To navigate the tension between a rich history of a Māori care ethic and the desire to follow veganism, many draw from three broad principles: kaitiakitanga (guardianship, stewardship, and caretaking), hauora (holistic health and wellbeing), and rangatiratanga (self-determination. sovereignty, and leadership). The article describes the first as having roots in a desire or calling to reduce or eliminate the exploitation of animals, and the detrimental effects of industrialized agriculture on the environment. While these pursuits are not uniquely Māori, the versions of them expressed in Māori culture are crucial to many Māori vegans’ sense of self and morality.
The second anchor value, hauora, is likewise recognized as an important influence in inspiring dietary and lifestyle changes. The article discusses how many Indigenous cultures have an holistic approach to health which emphasizes the role of food as extending far beyond being “merely a fuel for physical sustenance.” In particular, food as fuel for the mind and spirit in addition to the body is a crucial element for many Māori vegans. This is more so a departure from the Western vision of veganism, which tends to emphasize the physical or ethical benefits of veganism without acknowledging the less visible growth these incur. This is a potentially important lesson Western veganism could learn from its indigenous counterparts.

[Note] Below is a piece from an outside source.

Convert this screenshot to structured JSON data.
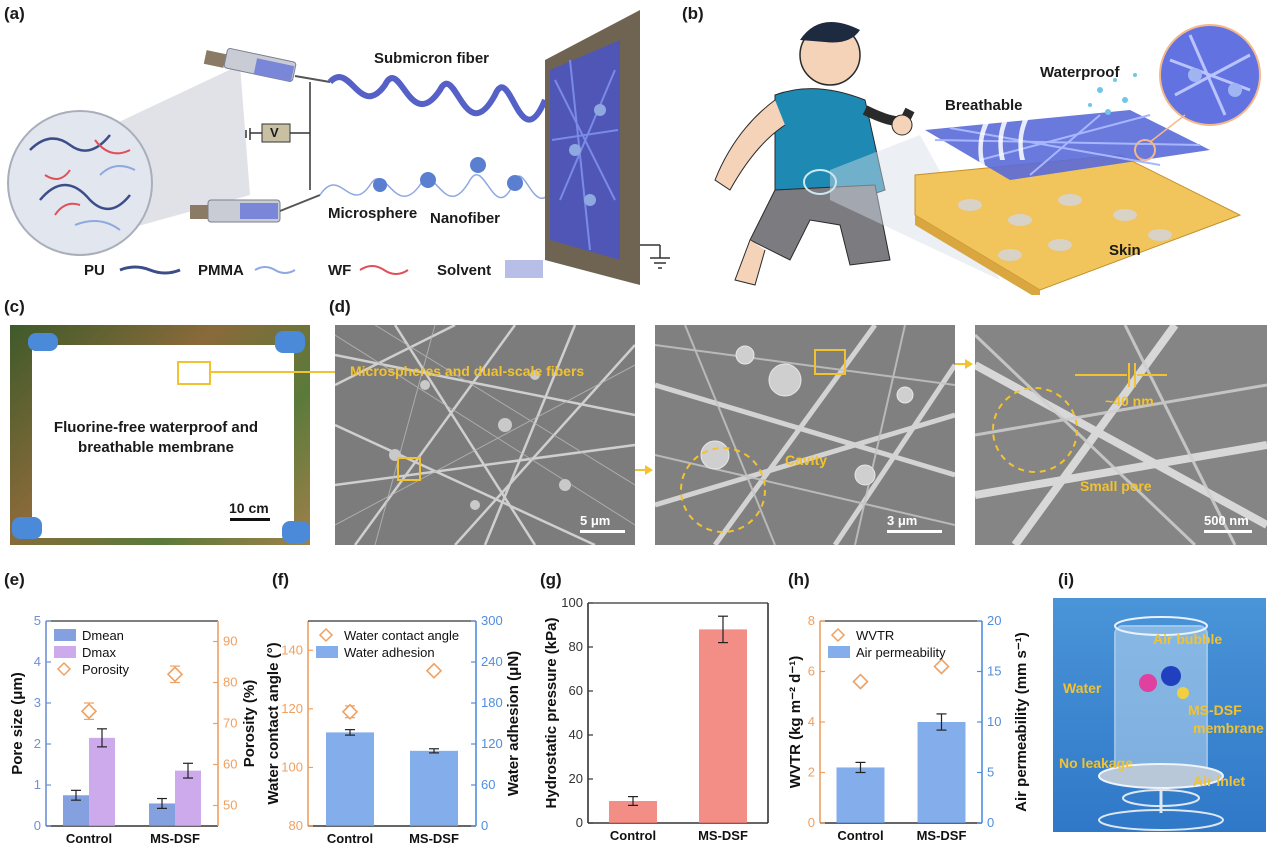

Finally, the article describes rangatiratanga as, “encompass[ing] control over one’s individual decision-making as well as the provision of leadership.” The value of self-determination in the Māori context implies casting away much of the culinary baggage they have been handed down through European colonization. Thus, veganism is itself a decolonial act, and affords Māori greater autonomy from their colonized history. Like hauora, although self-sufficiency and independence are hardly unique to Māori values, the context in which these appear with respect to Indigenous history and veganism does construct a singular and important identity for Māori vegans to rally themselves behind. In this way, the novelty lies in using veganism as a tool for one’s own liberation, in addition to that of non-human animals.
In sum, this essay presents key elements of Māori veganism that can both inform and distinguish it from typical Western veganism. Further, the latter philosophy may benefit greatly from incorporating some of the values expressed in and by the former. It is worth asking oneself constantly why they lead the life they do. Arguably, vegans the world over do this more than the average person, yet the vegan community can learn from its own diverse constituents in fruitful ways that encourage us to challenge the modern and historical context of our beliefs and actions.